Ekspor Tiongkok naik 5,8% secara tahunan pada bulan Juni, lebih dari cukup untuk menutupi penurunan ekspor ke AS, menurut data bea cukai yang dirilis awal bulan ini.
Baca Juga
Ekspor China Melesat 5,8% di Tengah Diversifikasi Pasar dan Gencatan Tarif
Dalam pertemuan tingkat tinggi Politbiro pada hari Rabu, para pemimpin tertinggi Tiongkok tidak mengisyaratkan adanya rencana untuk stimulus besar-besaran yang baru, meskipun negara itu telah meningkatkan subsidi guna mendorong masyarakat untuk memiliki lebih banyak anak.
Kelebihan Kapasitas
Meskipun pejabat AS dan Tiongkok sepakat untuk mencari perpanjangan gencatan tarif 90 hari, para pembuat kebijakan di ekonomi terbesar kedua dunia ini masih harus menangani kelebihan kapasitas di industri-industri utama, kelemahan pasar properti yang berkepanjangan, dan lemahnya permintaan rumah tangga.
"Momentum ekspor kemungkinan akan melambat setelah penumpukan besar-besaran pada paruh pertama tahun ini," kata Xu Tianchen, ekonom senior di Economist Intelligence Unit, dikutip dari Reuters.
"Namun satu sisi positif bagi Tiongkok adalah negara ini tidak akan menghadapi kesulitan bersaing dari sisi biaya setelah Trump memberlakukan tarif 15%-20% terhadap mitra dagang utama lainnya."
Menurut survei NBS, sub-indeks pesanan ekspor baru tetap dalam wilayah kontraksi untuk bulan ke-15 berturut-turut, turun tipis ke 47,1 dari 47,7 pada Juni.
Secara keseluruhan, pesanan baru jatuh ke wilayah kontraksi dari ekspansi di bulan Juni, menunjukkan bahwa permintaan dalam negeri juga sedang lesu.
Statistikus NBS, Zhao Qinghe, menyatakan bahwa musim sepi tradisional untuk manufaktur, suhu tinggi, hujan deras, dan banjir di beberapa wilayah pada Juli turut mendorong PMI turun.
Pertumbuhan produksi melambat dan lapangan kerja tetap lemah karena produsen berupaya menekan biaya, menurut survei NBS.
Harga input bahan baku juga meningkat, dan harga output naik ke 48,3 dari 46,2 pada Juni, sejalan dengan upaya otoritas menekan perang harga antar produsen.
Para analis menekankan perlunya Tiongkok untuk beralih dari ekonomi manufaktur yang digerakkan oleh ekspor dan negara, menuju model yang lebih digerakkan oleh permintaan konsumen domestik.

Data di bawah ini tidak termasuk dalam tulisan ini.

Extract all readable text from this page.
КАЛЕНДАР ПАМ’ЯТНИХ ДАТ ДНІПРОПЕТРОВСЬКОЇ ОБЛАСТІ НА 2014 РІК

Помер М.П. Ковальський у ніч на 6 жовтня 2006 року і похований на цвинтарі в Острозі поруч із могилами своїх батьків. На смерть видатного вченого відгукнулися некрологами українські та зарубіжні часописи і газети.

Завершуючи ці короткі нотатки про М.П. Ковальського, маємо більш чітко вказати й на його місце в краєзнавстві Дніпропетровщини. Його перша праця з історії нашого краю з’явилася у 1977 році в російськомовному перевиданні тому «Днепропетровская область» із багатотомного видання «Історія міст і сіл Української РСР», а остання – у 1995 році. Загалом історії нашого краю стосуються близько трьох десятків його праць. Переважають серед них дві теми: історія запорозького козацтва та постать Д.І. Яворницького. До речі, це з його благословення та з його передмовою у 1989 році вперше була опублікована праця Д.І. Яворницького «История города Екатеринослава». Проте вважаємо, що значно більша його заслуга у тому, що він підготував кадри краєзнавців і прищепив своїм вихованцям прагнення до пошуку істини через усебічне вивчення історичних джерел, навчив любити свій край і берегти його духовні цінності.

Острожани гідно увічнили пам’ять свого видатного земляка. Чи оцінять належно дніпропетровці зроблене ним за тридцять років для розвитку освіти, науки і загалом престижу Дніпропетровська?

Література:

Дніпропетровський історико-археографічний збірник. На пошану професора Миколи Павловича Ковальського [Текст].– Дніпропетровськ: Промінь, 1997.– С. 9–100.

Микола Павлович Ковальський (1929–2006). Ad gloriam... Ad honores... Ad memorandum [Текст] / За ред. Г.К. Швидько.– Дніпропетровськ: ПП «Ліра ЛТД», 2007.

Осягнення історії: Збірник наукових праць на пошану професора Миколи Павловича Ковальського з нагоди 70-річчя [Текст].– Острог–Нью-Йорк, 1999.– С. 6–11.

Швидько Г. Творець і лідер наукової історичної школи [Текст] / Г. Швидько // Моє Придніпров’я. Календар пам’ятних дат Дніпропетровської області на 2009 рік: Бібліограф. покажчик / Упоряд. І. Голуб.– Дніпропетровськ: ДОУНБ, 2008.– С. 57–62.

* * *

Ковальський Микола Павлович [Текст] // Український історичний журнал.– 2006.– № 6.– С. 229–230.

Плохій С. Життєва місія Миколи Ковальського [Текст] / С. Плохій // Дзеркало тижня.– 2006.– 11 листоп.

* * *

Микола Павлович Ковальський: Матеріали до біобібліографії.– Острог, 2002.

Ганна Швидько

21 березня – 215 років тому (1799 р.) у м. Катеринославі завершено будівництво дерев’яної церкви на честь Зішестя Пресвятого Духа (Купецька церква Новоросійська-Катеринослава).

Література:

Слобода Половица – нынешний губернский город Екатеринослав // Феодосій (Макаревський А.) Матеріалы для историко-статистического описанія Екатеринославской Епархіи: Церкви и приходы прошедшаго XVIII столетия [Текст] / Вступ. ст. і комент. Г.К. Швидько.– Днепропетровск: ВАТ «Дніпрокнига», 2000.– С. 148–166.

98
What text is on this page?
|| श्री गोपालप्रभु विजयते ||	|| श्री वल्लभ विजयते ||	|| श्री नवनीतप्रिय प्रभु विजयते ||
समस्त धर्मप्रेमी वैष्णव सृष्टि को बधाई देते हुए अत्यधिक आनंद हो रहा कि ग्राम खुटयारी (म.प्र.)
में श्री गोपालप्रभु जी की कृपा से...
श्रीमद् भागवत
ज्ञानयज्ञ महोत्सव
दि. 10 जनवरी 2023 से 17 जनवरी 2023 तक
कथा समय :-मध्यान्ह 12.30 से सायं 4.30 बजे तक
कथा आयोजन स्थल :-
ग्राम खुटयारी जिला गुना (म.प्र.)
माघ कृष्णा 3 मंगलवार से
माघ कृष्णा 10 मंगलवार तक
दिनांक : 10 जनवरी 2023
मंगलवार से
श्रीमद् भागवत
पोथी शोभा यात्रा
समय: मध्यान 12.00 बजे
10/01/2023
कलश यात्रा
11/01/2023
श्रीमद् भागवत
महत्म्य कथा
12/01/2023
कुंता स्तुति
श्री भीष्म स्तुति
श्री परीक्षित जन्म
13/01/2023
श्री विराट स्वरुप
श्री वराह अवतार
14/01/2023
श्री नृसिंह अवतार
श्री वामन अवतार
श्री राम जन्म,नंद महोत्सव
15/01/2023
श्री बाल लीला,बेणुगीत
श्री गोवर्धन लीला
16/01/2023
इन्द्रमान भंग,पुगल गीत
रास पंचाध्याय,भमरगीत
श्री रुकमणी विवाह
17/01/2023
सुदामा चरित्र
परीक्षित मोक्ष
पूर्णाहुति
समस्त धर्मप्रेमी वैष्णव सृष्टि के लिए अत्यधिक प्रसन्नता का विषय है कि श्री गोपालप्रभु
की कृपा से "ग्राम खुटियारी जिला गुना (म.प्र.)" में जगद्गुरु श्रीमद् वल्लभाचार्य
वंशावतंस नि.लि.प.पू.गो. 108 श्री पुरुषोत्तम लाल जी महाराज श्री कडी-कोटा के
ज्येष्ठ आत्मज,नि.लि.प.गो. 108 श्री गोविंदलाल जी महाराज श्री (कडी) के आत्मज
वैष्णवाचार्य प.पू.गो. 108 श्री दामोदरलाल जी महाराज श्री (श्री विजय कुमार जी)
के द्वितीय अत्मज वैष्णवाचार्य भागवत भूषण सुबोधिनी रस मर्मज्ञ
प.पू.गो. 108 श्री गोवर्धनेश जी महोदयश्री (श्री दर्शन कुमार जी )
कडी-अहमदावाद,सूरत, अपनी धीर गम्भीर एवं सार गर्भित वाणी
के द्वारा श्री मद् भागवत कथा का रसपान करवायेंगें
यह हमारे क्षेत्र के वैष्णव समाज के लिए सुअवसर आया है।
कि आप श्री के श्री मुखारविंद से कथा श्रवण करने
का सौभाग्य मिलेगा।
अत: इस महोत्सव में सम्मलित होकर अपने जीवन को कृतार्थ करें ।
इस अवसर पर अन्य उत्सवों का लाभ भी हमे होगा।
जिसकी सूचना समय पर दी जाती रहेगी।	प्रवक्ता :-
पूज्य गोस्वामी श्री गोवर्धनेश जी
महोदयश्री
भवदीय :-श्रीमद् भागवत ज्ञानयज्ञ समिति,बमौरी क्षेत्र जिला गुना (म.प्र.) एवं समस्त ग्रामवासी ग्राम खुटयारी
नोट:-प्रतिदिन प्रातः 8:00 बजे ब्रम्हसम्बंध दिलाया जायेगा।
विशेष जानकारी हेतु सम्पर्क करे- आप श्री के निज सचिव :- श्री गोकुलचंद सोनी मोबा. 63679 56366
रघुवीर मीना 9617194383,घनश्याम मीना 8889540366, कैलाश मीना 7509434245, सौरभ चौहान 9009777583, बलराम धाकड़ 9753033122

Mereka menyebut pengumuman subsidi anak pekan ini sebagai langkah kecil namun menjanjikan menuju rebalancing ekonomi. Dalam upaya mendorong tingkat kelahiran yang menurun, Tiongkok akan memberikan subsidi anak tahunan sebesar 3.600 yuan (sekitar 501 dolar AS) hingga usia tiga tahun.
Namun demikian, PMI non-manufaktur — yang mencakup sektor jasa dan konstruksi — turun ke 50,1 pada Juli dari 50,5 pada Juni, menjadi yang terendah sejak November, menurut data NBS.